How do reviews on the Internet affect the restaurant’s revenue?
American economists have found that raising the restaurant’s rating even by a half a point on a five-point scale significantly increases the number of visitors.
This is what every restaurateur (and even more widely: any business owner in the service sector) knew even before the Internet era: bad reviews reduce the number of customers and reduce the amount of revenue, and good reviews – vice versa.
However, not all owners of such businesses today realize how important the ranking of a place among Internet users is for the success of an enterprise.
Nowadays, when, when thanks to technology, everyone can become a critic, ratings have become more important than ever.
The work of two Californian economists, Michael Anderson and Jeremy Magruder, published in the September issue of Economic Journal, is the first attempt to trace the relationship between the Internet rating and the decision to buy or visit a place.
Scientists investigated the attendance of 300 restaurants in San Francisco and compared it with the ratings of these places.
It turned out that the improvement in the rating even by half a point (on a five-point scale) increases the attendance of the restaurant during peak hours, that is, starting at 7 in the evening. So, if before the increase in the rating of places in the restaurant was not in 30% of cases, after – already in 49%.
This increase was in no way connected with changes in the menu, improvement of the quality of food or service, the scientists note:
The results of this study show that, although social networks can directly return investments to restaurateurs, they nevertheless play an increasingly important role as consumers judge them about the quality of goods and services.
It is worth noting that the study has a certain amount of error due to the fact that the points on Yelp.com are rounded off. Thus, a restaurant with a rating of 3.74 will be rated at 3.5 points, and those who score 3.76 will be at 4, although there will be practically no difference between them.
However, scientists note, changes in consumer preferences occur even when the quality of food and service does not change. The effect of the rating is even stronger when it is problematic to find information about the place in places.
The researchers considered the question of the reliability of ratings:
Of course, in such a situation, restaurateurs have an incentive to independently influence the rating and leave fake reviews on the site. However, Yelp.com has a wide range of tools to verify such fraud.
Nevertheless, if you look at other appraisal services, including in Russia, we will encounter the fact that restaurateurs and owners of other businesses in the service sector strive to influence the Internet ratings.
There are known precedents when bots left many positive reviews of a particular place or company in order to raise it to a higher position in the top. Often we can encounter examples of such reviews on the site of the Afisha magazine, in Yandex.Market.
As a rule, business owners who use these tricks do not think too much about making their reviews realistic. The reviews are usually of the same type and appear in large numbers in a short period of time. Users who leave them, as a rule, are registered on the service recently, they have no reviews of other places. Often they don’t even have a userpic.

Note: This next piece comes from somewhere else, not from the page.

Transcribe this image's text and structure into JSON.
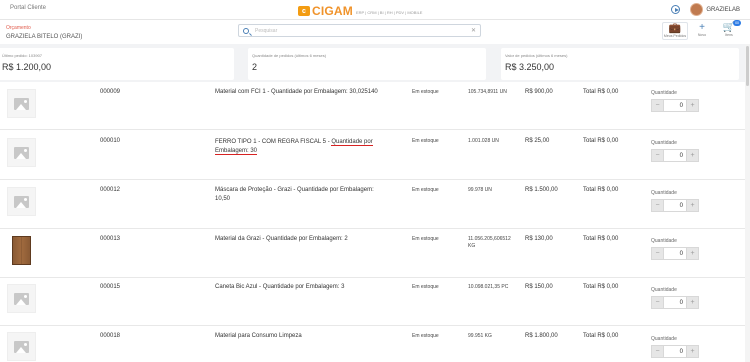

Some services have already begun to deal with fake reviews. So, TripAdvisor marks with a red flag the names of those hotels for which a suspiciously large number of rave reviews appear.
According to the company Gartner, by 2014 about 10-15% of all reviews posted on social networks will be fake.
Social networks themselves begin to slowly but surely fight this. So, Facebook in September 2012 strengthened its automated system aimed at the removal of dubious likes.
Note that, until gaining control over fake tags, about 1% of all likes were removed as dubious.
Scientists are trying to create their own systems that would distinguish fake reviews from real ones. So, in 2011, researchers at Cornell University in the United States created a similar algorithm. True, it was tested only on reviews of 20 hotels in Chicago, but calculated the fake in almost 90% of cases. After studying a lot of reviews, scientists have found out which words are often found in fake reviews and very rarely appear in real ones. Based on this, the system was developed.
This method, with all its high efficiency, in my opinion, is rather flawed. In my review, I have the legal right to use any words without fear that the review will be absorbed by the spam filter. The widespread introduction of such a system could be useful with a certain refinement of it. For example, it would be worthwhile to teach the system to recognize avatars, track the date a user is registered on the site and his other, in addition to this review, activity on the service.